Pedro Conde Sturla
Ah, si me vuelvo
ese pasante ya no es sino bruma.
Misoaka Shiki
BARRACUDA es el seudónimo de un poeta que escribe y se mueve como un pez. Entra y sale, sinuoso, del Palacio de la Esquizofrenia sin levantar sospechas, a pesar de sus ademanes anfibios. Pasar desapercibido es su destreza: signo y sino de pez. Un minuto lo ves, un minuto no existe: prototipo del hombre que no está, discreto ausente, “más discreto/ que el silencio”.

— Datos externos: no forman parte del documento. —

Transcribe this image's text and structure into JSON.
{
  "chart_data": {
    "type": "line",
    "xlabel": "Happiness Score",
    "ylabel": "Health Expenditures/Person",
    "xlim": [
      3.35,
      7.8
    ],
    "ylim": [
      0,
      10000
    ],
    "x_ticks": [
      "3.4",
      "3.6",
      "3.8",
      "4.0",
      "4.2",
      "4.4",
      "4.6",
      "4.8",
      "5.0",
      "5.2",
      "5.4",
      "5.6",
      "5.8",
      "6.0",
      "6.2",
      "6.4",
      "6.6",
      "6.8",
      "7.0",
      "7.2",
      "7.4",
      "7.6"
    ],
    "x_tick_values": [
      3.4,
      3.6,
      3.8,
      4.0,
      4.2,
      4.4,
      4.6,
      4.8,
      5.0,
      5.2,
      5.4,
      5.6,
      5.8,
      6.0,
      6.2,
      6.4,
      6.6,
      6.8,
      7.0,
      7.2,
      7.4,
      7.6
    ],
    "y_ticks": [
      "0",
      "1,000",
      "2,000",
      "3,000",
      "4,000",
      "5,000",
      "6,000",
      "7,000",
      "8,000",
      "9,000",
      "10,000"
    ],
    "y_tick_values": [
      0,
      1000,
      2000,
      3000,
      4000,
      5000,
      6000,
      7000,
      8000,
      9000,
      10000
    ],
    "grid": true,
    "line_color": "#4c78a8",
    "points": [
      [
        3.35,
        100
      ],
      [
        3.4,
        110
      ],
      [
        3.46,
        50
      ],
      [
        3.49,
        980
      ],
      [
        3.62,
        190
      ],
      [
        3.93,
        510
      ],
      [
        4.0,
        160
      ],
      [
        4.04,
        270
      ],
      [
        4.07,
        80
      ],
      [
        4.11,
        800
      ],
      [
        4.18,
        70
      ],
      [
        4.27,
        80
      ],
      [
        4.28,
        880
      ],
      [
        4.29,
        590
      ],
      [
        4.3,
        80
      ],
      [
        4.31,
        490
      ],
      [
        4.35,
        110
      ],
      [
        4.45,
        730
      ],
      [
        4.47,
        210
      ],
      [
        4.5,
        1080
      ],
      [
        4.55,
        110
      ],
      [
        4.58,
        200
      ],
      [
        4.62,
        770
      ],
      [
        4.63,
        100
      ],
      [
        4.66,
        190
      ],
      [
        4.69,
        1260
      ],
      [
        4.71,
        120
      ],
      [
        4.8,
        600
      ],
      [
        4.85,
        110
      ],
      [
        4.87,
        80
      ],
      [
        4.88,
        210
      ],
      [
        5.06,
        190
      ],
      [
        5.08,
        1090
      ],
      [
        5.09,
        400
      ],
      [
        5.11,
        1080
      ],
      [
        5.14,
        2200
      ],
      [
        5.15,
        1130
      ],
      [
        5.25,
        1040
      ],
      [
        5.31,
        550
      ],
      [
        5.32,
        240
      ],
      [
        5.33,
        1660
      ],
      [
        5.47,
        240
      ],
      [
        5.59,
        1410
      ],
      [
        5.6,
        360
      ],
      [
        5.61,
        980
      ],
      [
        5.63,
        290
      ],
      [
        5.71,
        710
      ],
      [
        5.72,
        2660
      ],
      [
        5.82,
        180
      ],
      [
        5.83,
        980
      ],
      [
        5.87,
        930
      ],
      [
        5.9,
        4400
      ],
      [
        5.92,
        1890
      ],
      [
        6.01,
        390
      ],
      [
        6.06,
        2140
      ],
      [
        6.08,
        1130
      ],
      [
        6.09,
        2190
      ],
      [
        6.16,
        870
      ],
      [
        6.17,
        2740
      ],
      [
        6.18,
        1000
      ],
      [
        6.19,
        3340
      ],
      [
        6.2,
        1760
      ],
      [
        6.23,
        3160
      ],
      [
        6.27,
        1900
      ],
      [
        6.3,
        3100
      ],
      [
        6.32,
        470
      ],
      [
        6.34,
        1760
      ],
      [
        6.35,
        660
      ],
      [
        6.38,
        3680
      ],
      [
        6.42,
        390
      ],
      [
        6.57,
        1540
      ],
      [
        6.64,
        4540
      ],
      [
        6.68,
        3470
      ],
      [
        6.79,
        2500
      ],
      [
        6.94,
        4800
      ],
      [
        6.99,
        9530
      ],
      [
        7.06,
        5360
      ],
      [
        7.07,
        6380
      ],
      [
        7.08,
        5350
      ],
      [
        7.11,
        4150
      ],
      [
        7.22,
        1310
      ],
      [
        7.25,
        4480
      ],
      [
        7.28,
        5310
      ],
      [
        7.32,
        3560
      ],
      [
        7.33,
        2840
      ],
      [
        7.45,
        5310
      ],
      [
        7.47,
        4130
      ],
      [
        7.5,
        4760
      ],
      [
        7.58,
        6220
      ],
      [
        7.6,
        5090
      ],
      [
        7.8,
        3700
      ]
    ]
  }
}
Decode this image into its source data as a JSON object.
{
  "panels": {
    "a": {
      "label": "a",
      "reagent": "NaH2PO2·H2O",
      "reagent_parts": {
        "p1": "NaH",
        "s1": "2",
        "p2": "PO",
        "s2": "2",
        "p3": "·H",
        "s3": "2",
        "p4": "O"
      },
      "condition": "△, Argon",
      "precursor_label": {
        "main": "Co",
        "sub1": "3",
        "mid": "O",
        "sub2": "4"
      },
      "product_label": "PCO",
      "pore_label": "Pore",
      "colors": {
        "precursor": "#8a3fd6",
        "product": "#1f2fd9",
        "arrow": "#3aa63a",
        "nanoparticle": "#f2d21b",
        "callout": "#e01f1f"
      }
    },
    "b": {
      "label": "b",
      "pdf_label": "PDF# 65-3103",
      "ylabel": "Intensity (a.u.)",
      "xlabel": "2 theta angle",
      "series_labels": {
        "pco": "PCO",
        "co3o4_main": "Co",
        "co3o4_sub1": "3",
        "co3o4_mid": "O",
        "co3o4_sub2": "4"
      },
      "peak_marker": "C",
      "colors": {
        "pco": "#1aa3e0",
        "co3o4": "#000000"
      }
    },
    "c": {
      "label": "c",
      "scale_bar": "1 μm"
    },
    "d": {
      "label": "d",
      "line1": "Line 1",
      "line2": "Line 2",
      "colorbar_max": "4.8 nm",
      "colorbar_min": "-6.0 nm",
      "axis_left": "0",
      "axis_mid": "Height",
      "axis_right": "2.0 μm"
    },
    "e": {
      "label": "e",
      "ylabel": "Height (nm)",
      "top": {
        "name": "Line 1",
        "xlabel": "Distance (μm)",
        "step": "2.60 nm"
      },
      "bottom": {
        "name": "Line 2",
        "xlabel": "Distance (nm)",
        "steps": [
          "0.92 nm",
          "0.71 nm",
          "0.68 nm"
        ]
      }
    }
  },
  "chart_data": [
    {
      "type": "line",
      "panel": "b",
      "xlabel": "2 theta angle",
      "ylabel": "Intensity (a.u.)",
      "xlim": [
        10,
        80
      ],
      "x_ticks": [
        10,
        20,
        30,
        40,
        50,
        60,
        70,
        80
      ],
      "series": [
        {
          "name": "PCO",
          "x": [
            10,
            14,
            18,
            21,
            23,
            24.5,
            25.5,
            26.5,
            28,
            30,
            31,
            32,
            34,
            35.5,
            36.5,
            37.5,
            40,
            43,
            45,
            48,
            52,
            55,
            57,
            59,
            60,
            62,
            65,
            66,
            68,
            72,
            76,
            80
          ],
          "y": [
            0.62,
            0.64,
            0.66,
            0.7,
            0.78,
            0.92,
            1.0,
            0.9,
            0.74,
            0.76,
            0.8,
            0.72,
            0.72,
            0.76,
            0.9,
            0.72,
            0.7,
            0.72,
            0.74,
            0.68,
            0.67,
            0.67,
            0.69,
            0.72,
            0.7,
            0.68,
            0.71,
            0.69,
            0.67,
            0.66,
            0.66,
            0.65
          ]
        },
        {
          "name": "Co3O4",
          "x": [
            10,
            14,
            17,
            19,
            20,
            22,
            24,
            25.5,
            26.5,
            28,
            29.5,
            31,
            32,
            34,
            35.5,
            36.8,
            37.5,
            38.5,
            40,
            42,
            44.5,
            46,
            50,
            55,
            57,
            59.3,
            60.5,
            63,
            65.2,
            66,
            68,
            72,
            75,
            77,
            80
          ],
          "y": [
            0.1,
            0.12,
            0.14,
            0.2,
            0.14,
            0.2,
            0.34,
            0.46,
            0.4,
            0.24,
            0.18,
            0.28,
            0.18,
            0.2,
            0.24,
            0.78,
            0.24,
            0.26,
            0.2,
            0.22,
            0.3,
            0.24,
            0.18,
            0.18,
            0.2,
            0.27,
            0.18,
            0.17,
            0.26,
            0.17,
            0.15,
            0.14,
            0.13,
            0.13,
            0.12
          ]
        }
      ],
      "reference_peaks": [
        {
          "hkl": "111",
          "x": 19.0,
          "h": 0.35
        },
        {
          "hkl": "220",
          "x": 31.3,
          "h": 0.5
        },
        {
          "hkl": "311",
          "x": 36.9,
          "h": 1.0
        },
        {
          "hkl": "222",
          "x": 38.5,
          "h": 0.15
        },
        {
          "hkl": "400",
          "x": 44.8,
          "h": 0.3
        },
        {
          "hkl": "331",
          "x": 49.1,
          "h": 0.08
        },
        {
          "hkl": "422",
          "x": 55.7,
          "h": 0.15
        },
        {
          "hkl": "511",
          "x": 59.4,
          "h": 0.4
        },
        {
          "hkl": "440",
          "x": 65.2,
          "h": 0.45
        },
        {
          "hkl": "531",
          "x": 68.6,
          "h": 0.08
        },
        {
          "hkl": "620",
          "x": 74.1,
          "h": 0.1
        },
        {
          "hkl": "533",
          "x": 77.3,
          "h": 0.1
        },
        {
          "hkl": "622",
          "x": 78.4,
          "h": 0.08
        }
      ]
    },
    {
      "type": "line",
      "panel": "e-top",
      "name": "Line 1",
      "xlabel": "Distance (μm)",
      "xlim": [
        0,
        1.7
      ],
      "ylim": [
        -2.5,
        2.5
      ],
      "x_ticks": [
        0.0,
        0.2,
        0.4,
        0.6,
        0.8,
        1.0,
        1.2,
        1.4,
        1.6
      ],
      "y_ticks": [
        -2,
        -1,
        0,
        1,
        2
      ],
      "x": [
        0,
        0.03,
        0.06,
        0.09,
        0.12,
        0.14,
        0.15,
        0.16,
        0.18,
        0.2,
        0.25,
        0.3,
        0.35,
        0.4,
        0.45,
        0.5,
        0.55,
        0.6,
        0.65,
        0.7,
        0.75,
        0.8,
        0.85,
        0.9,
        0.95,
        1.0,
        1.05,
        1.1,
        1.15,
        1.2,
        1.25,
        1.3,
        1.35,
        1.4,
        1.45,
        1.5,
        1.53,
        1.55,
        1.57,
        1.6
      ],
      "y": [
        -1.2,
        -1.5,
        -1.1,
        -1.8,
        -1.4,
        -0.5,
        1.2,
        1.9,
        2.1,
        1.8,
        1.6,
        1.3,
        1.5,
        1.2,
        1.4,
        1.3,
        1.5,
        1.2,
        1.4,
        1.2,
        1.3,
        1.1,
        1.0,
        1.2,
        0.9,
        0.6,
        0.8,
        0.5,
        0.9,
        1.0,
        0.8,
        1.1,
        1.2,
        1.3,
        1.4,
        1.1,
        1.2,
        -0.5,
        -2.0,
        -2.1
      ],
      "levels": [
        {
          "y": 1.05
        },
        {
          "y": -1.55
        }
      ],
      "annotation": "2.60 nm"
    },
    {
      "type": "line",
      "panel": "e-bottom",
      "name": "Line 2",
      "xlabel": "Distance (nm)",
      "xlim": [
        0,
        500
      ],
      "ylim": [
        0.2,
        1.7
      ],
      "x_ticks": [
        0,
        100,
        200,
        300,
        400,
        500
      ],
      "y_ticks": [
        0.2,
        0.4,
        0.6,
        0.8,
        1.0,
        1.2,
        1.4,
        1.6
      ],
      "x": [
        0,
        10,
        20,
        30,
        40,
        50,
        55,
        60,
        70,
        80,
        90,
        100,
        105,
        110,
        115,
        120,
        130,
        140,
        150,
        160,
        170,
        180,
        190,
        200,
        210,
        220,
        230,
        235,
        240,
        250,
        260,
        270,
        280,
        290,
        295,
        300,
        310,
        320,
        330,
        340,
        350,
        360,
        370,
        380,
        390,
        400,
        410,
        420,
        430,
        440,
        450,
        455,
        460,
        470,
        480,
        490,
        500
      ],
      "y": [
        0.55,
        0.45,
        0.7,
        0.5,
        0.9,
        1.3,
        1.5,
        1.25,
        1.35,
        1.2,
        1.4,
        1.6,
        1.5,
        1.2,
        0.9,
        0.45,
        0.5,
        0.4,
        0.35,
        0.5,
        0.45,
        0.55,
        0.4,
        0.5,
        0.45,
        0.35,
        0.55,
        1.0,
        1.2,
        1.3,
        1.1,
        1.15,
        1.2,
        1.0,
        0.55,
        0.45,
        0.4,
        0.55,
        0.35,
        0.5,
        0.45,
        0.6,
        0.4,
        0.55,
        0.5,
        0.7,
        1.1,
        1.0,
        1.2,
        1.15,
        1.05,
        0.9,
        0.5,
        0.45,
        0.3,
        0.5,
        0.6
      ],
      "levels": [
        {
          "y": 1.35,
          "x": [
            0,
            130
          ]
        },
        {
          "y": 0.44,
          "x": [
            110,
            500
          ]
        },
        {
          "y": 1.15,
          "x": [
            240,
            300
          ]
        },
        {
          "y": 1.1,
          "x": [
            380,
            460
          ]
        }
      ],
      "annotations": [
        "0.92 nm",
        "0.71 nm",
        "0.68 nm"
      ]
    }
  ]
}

Barracuda, por ejemplo, se instala en su espacio de reflexión: la mesa del rincón que otros evitan, junto a la entrada del baño, donde presiente el agua. Se amuebla, se acomoda, predispone el ambiente en términos acuarios. Ahora respira en su elemento, palpita su corazón de pez fuera de serie. Nadie lo nota ni quiere ser notado. Desde el acuario puede ver sin que lo vean, oír sin ser oído, leer sin que lo lean. Y escribir, sobre todo.
Barracuda, se dijo, es seudo nombre, seudo pez. Pero fluye. De alguna manera fluye y tiene agallas porque es un tipo fluvial, evanescente, signado por la fluvialidad de su carácter. El rostro memorable, de inequívoco efluvio antillano, responde a su natural acuático y solemne, fluido en la fluidez de la palabra, fluvialmente poeta en la lluvia que inunda su poesía. Lluvia nostálgica de “calladas felicidades”.
Por natural acuático, solemne, Barracuda va y viene con la lluvia, viene y va en su elemento. Se sienta, observa y calla. A veces viene solo Barracuda. Solo, en su propia compañía, o en compañía de musas siderales (musas más bien sirénidas, de carnes abundantes), pero siempre con nubes con hálito de esponjas. Náufrago en tierra firme, entre seco y lluvioso, Barracuda pervierte la imagen feliz del hombre que no tenía camisa, o del que está a punto de quitársela. El que es y no es.
Su natural soluble lo preserva. Mantiene el equilibrio a todo trance, mantiene la distancia. Saluda, por ejemplo, y no salpica, a pesar de mojado. Condesciende, se oculta, observa y calla. La mesa del rincón lo disimula, el agua en la sonrisa lo delata, su andar de pez lo niega. En cuanto pez se pierde, se evade, se margina, se escabulle, se escurre como pez, mantiene la distancia, observa y calla. Mantiene el equilibrio a todo trance. Moderado, a cuentagotas, discretamente sorbe tibios tragos de ron. Escribe, toma notas, observa y calla, publica en hojas sueltas que reparte entre amigos. En él la poesía es un ejercicio de la humildad, no de la vanidad.
Por instinto de pez, Barracuda se trae aparejada su propia provisión de agua portátil. Agua en botella nacarada, el agua que aplaca la otra agua. Observa y calla. Entre esas aguas navega Barracuda, equidistante: la dulce y la quemada, la fresca y la incendiaria. Observa y calla. Escribe sobre “Arlequines, caretas, carcajadas y miserias silenciosas”. Piensa en “Genuflexión, lágrimas y hambres suplicantes”.
En sus aguas navega Barracuda, observa y calla, anota, escribe, apunta, publica en hojas sueltas. Se diría que, anfibio, medita en silencio una oración.
Por instinto de pez me resplandece, que eres bueno, Señor, y me mereces.
Fluvial y evanescente, ya se dijo, discurre y se escabulle, se condensa en cristal, en imágenes de lluvia. Mira el reloj de arena. Por instinto de pez, se desvanece.1
(1998-9/11/1999).
1 El hecho tiene un precedente ilustre: en los años setenta el poeta Pedro Mir escribía para la revista ¡Ahora! sus “Crónicas de un pez soluble”. Soluble el pez, insoluble la obra.